Tuesday, February 3, 2009

Stimulus: How Porky Is It?

Stimulus: How Porky Is It?


John Maynard Keynes famously suggested that paying people to simply dig ditches and fill them in again would boost the economy because at least wages would be pumped back into the system. There was plenty of ditch digging, road building, and other construction projects in the Obama Administration's stimulus plan that passed the House on a party-line vote Jan. 28. But as debate continues on the $900 billion stimulus package in the Senate, critics are pointing to a raft of projects they say would be wasteful spending and won't help the economy recover.

Republican leaders point to items such as $34 million to remodel the U.S. Commerce Dept. headquarters, and $70 million to "support supercomputing activities" for climate research. "Altogether, only 11% of the so-called American Recovery and Reinvestment Act of 2009 will have anything to do with either recovery or reinvestment," said Senator Jim DeMint (R-S.C.) in a Jan. 29 speech on the Senate floor in preparation for the debate. "This bill is not a stimulus, ladies and gentlemen; it is a mugging. It is a fraud."

Supporters of the plan contend that the vast majority of funds are aimed at worthy projects such as increasing energy efficiency, bolstering education, and rebuilding infrastructure. "The President is pleased with the package that passed the House," said Robert Gibbs, President Obama's press secretary, in a Feb. 2 briefing. "Undoubtedly that package will be strengthened and changed some through the process, but it meets the test that the President laid out originally to, first and foremost, create jobs immediately and to strengthen, for the long term, our economic growth."

Gibbs added: "This meets the President's standard of stimulating the economy, creating jobs, investing in our long-term economic growth through creating jobs in things like a new energy economy that will also make us less dependent on foreign oil; that we do so in a way that's accountable and transparent to taxpayers; and we do it in a way that gets that money quickly into this economy."
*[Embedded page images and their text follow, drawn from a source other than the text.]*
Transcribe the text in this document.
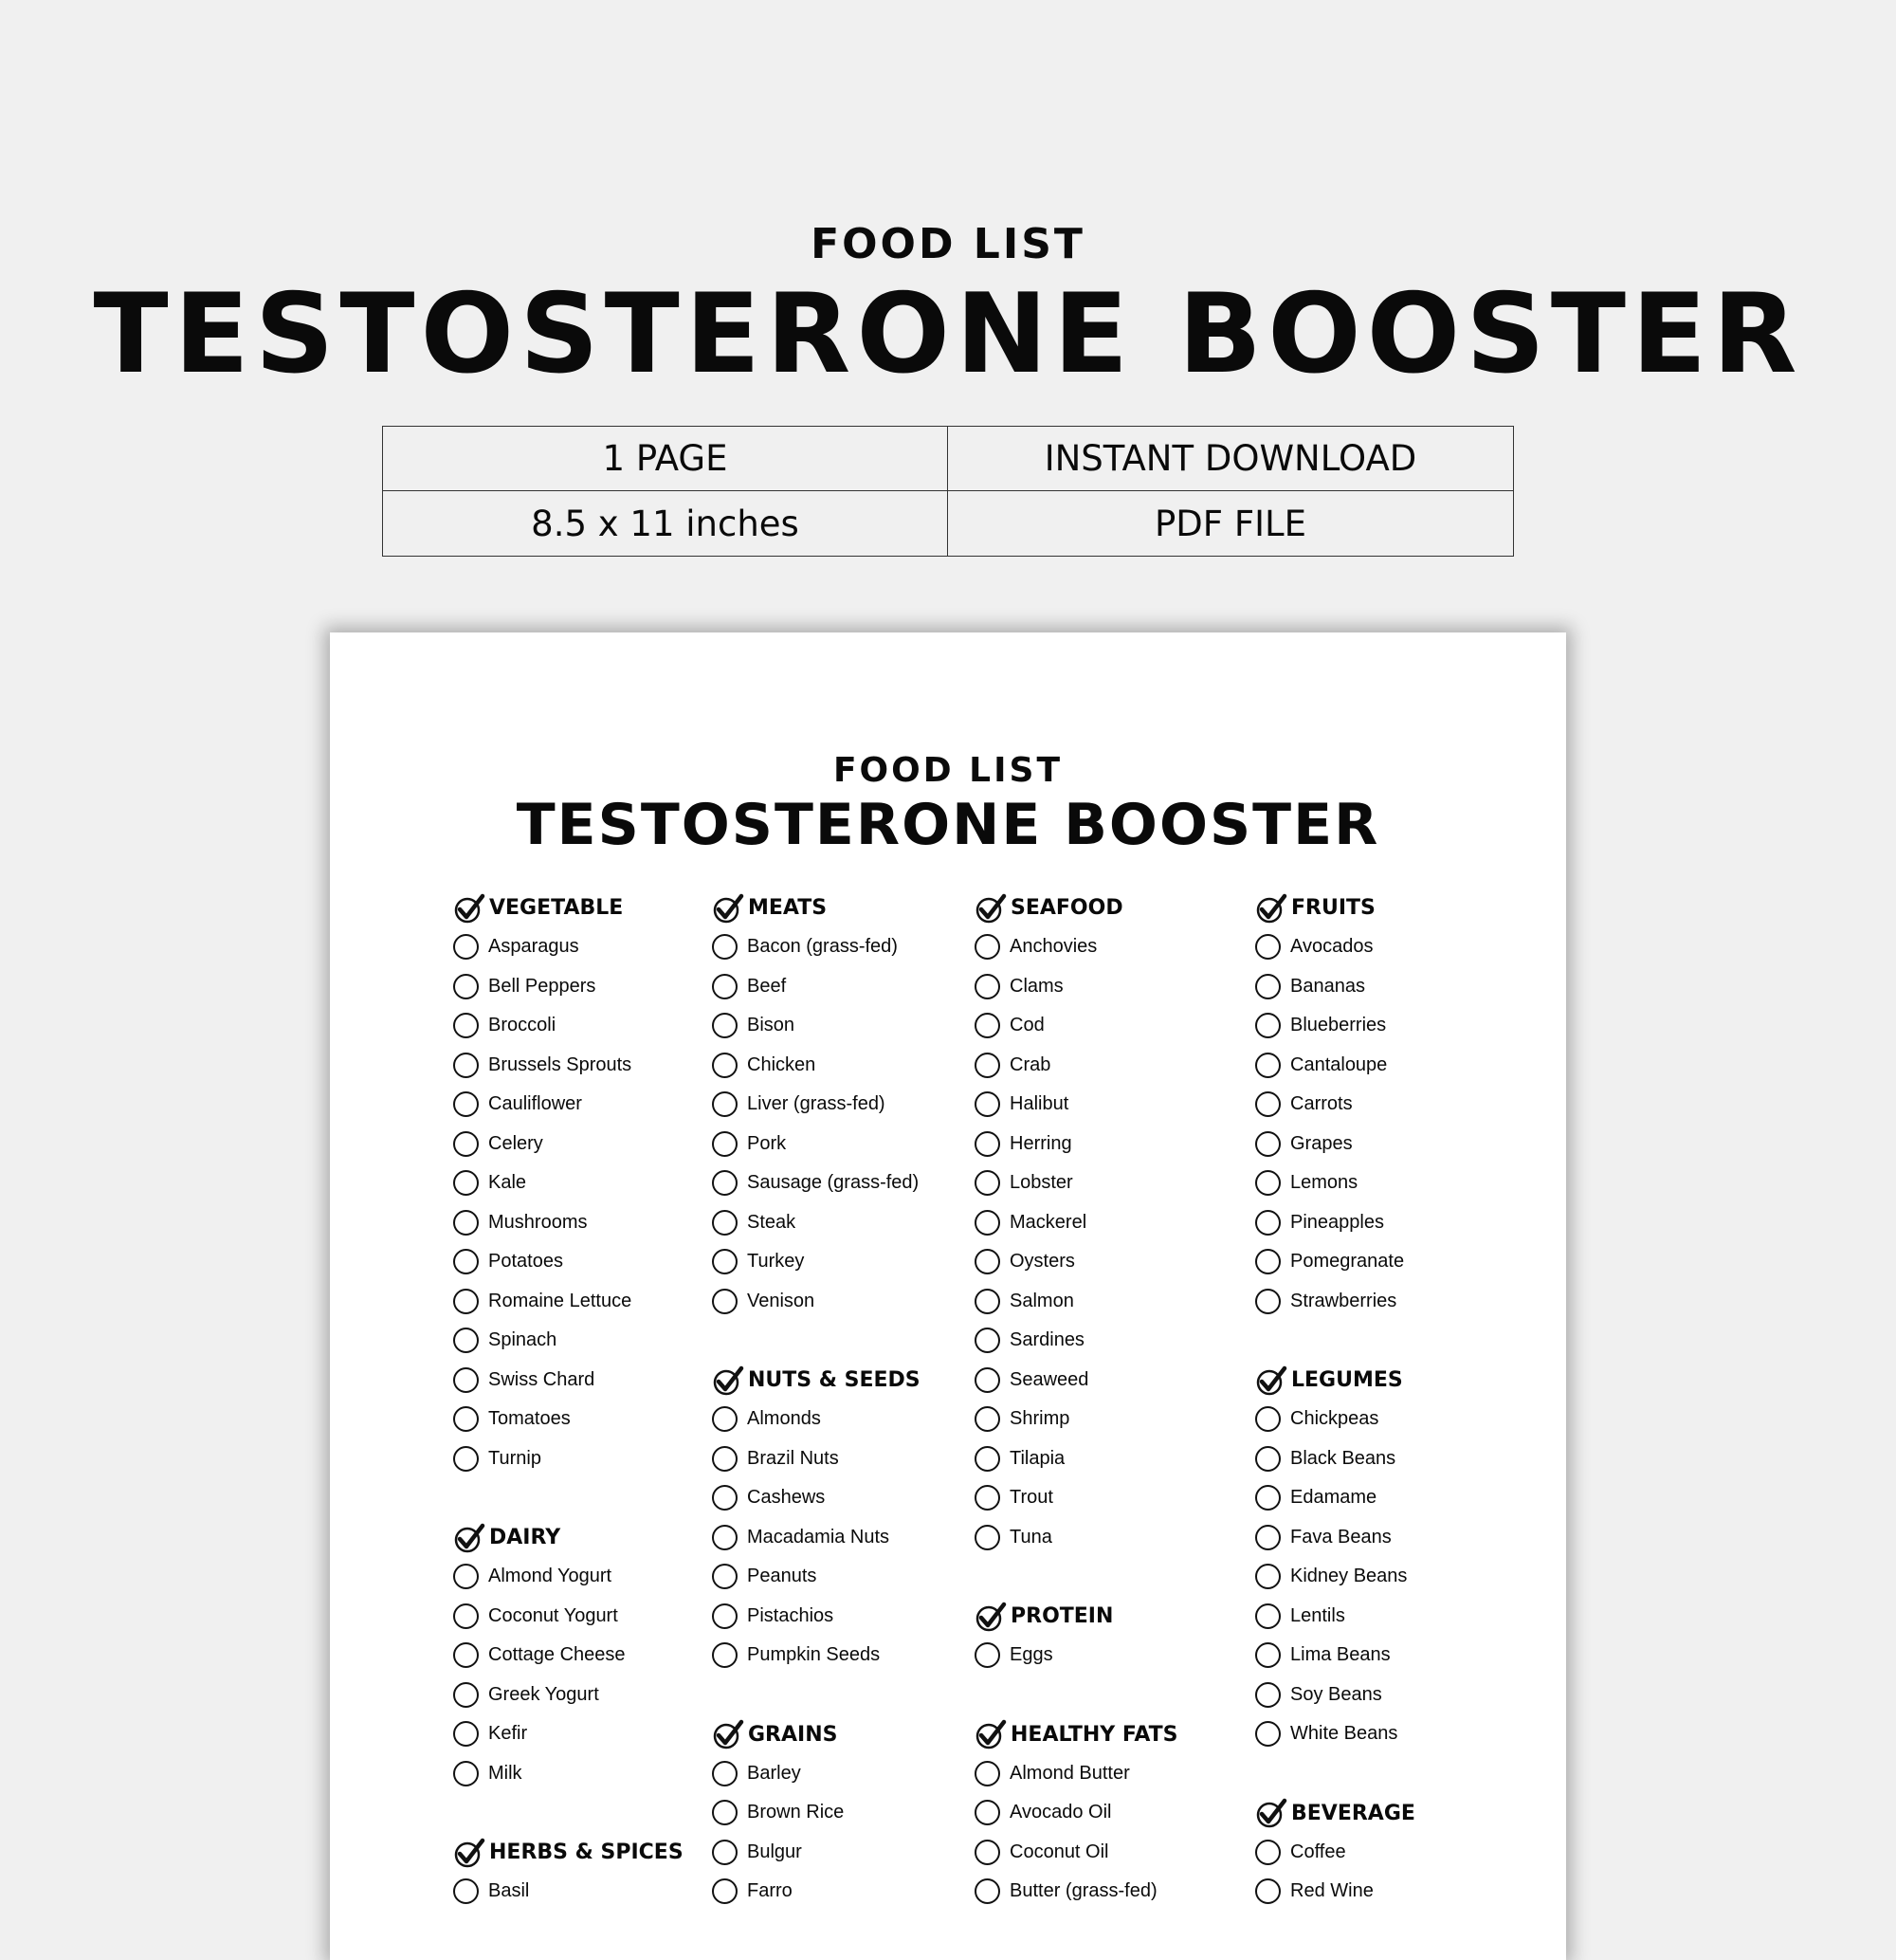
FOOD LIST
TESTOSTERONE BOOSTER
1 PAGE	INSTANT DOWNLOAD
8.5 x 11 inches	PDF FILE
FOOD LIST
TESTOSTERONE BOOSTER
VEGETABLE
Asparagus
Bell Peppers
Broccoli
Brussels Sprouts
Cauliflower
Celery
Kale
Mushrooms
Potatoes
Romaine Lettuce
Spinach
Swiss Chard
Tomatoes
Turnip
DAIRY
Almond Yogurt
Coconut Yogurt
Cottage Cheese
Greek Yogurt
Kefir
Milk
HERBS & SPICES
Basil
MEATS
Bacon (grass-fed)
Beef
Bison
Chicken
Liver (grass-fed)
Pork
Sausage (grass-fed)
Steak
Turkey
Venison
NUTS & SEEDS
Almonds
Brazil Nuts
Cashews
Macadamia Nuts
Peanuts
Pistachios
Pumpkin Seeds
GRAINS
Barley
Brown Rice
Bulgur
Farro
SEAFOOD
Anchovies
Clams
Cod
Crab
Halibut
Herring
Lobster
Mackerel
Oysters
Salmon
Sardines
Seaweed
Shrimp
Tilapia
Trout
Tuna
PROTEIN
Eggs
HEALTHY FATS
Almond Butter
Avocado Oil
Coconut Oil
Butter (grass-fed)
FRUITS
Avocados
Bananas
Blueberries
Cantaloupe
Carrots
Grapes
Lemons
Pineapples
Pomegranate
Strawberries
LEGUMES
Chickpeas
Black Beans
Edamame
Fava Beans
Kidney Beans
Lentils
Lima Beans
Soy Beans
White Beans
BEVERAGE
Coffee
Red Wine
Short-Term and Longer-Term Fixes

The grab-bag nature of the House and Senate stimulus bills was sure to present a juicy target for critics. Clearly a big bone of contention is the way that short-term job creation measures were mixed in with projects with a longer time horizon. Alice Rivlin, an economist at the Brookings Institution and head of the Office of Management and Budget under President Bill Clinton, says she thinks the stimulus bill should have been split into two parts: one an immediate emergency package to be "fast-tracked," and a separate long-term one subject to the normal budget process.

Some government watchdog groups argue that even in a time of great economic emergency such huge spending measures shouldn't be rushed through without careful consideration. "Congress is not taking a deep breath and looking at what [policies] would be the most stimulative and the most beneficial," says Steve Ellis, vice-president of Taxpayers for Common Sense, a taxpayer advocacy group. "[The bills include] a lot of money, and it's a great opportunity for Democrats to enact policies they've been wanting to do for years."

For example, the stimulus plan includes about $4 billion to resurrect grants that put tens of thousands of police on the streets during the 1990s but were cut under President George W. Bush.